God is pretty awesome from the angel's perspective, too. One thing that the angel said about God really stuck in my memory. He talked about God's vastness. He said that he can watch what God is doing, but God is always doing so much, always interacting with so many people, always hearing so many prayers, that God is able to be in our present and in other times at the same instant.. and the angel is unable to see all that God is doing at any instant. God is bigger and more vast than even the angel can comprehend. (Of course, the angel expressed this much better than I am able to repeat it here. I caught a glimpse of God's bigness as he described it, and I was awed by my God.)

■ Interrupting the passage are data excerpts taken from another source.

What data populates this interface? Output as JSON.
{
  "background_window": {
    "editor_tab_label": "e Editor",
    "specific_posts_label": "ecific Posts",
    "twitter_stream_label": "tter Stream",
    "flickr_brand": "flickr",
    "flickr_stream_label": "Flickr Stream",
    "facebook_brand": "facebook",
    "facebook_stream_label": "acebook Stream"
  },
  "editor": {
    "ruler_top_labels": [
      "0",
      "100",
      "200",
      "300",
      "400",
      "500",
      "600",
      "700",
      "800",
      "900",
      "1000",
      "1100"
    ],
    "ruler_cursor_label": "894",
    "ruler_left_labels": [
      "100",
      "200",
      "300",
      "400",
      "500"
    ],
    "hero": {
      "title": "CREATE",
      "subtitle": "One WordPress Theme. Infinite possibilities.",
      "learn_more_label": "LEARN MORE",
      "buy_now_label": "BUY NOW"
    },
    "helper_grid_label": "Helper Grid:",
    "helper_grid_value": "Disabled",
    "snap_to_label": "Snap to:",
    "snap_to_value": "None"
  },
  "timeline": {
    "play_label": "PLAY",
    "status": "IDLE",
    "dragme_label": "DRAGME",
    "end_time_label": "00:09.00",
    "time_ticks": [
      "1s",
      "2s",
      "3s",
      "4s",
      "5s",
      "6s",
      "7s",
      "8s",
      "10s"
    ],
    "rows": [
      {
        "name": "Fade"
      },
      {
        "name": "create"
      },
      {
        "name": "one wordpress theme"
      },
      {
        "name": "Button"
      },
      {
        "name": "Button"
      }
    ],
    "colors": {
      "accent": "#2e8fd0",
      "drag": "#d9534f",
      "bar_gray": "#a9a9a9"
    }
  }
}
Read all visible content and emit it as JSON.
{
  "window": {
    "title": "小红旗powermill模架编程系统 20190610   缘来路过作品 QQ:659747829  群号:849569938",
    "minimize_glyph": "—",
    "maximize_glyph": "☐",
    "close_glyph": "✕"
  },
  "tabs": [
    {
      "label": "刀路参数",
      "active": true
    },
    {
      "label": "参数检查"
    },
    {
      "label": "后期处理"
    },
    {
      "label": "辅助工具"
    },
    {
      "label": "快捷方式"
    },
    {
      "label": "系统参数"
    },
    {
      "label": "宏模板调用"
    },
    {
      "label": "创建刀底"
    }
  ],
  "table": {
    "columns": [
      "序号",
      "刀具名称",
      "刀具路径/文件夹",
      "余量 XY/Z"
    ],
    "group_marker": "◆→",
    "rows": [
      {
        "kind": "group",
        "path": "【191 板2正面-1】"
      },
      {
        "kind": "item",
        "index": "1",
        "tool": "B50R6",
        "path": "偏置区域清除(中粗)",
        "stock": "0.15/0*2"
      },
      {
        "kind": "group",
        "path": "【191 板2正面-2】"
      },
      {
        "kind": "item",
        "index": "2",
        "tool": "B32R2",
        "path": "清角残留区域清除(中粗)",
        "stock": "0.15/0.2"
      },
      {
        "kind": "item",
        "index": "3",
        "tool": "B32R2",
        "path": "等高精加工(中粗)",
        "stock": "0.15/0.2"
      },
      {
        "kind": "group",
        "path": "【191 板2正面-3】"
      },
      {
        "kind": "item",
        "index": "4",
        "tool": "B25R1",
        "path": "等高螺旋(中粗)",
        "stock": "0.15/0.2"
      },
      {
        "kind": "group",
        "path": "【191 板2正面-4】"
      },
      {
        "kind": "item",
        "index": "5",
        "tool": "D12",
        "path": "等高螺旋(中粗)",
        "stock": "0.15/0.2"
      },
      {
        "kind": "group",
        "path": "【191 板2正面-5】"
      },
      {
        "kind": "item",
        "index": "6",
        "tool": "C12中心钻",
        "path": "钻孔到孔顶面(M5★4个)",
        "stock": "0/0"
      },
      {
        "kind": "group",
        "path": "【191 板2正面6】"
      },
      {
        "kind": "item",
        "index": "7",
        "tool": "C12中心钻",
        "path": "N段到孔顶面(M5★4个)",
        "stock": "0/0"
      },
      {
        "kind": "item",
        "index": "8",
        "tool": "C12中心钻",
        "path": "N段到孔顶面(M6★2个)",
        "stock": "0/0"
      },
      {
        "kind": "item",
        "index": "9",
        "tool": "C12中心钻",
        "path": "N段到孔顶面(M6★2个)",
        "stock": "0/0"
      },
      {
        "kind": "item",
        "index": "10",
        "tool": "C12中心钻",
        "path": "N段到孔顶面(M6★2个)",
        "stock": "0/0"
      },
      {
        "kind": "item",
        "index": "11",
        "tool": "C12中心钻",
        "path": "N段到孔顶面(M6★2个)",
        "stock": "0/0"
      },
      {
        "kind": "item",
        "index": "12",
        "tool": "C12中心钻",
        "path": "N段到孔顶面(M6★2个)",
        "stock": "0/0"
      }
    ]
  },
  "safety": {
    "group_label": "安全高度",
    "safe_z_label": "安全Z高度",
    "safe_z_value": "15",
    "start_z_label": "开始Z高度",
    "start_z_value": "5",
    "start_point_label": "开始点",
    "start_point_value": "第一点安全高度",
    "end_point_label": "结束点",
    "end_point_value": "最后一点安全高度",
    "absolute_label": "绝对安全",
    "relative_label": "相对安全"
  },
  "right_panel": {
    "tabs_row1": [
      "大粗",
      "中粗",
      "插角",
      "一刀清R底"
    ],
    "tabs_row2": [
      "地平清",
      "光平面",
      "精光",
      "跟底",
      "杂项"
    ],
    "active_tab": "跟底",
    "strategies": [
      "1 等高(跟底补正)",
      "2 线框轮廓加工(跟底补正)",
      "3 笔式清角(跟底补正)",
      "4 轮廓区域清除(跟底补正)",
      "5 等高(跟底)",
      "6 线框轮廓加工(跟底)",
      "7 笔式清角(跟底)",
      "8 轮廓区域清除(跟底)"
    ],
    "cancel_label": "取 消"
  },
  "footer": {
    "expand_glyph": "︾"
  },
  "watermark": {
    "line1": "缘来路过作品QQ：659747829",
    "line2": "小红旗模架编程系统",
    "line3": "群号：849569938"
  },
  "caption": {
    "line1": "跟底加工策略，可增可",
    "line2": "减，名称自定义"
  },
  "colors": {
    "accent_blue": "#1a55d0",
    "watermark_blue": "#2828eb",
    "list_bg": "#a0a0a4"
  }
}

It was a really neat experience. I did not see anyone.. I only "heard" a voice in my mind's ear that did not feel like my own thoughts. (I suppose it could have been my imagination instead of an angel. But if it were my imagination, then the Holy Spirit must have been involved. And He must have been really redeeming my imagination -- because I don't think I was capable of imagining what the angel said about God on my own.)
I suspect it probably really was an angel that God sent to help me worship and focus on Him. But whether it was an angel or not, it was certainly an awesome experience to reflect on who God is and what He has done for me. I tell you, it is impossible to think about all the wonderful stuff God does in our lives and all the wonderful ways He meets us and not to fall into worshipping Him. God is awesome!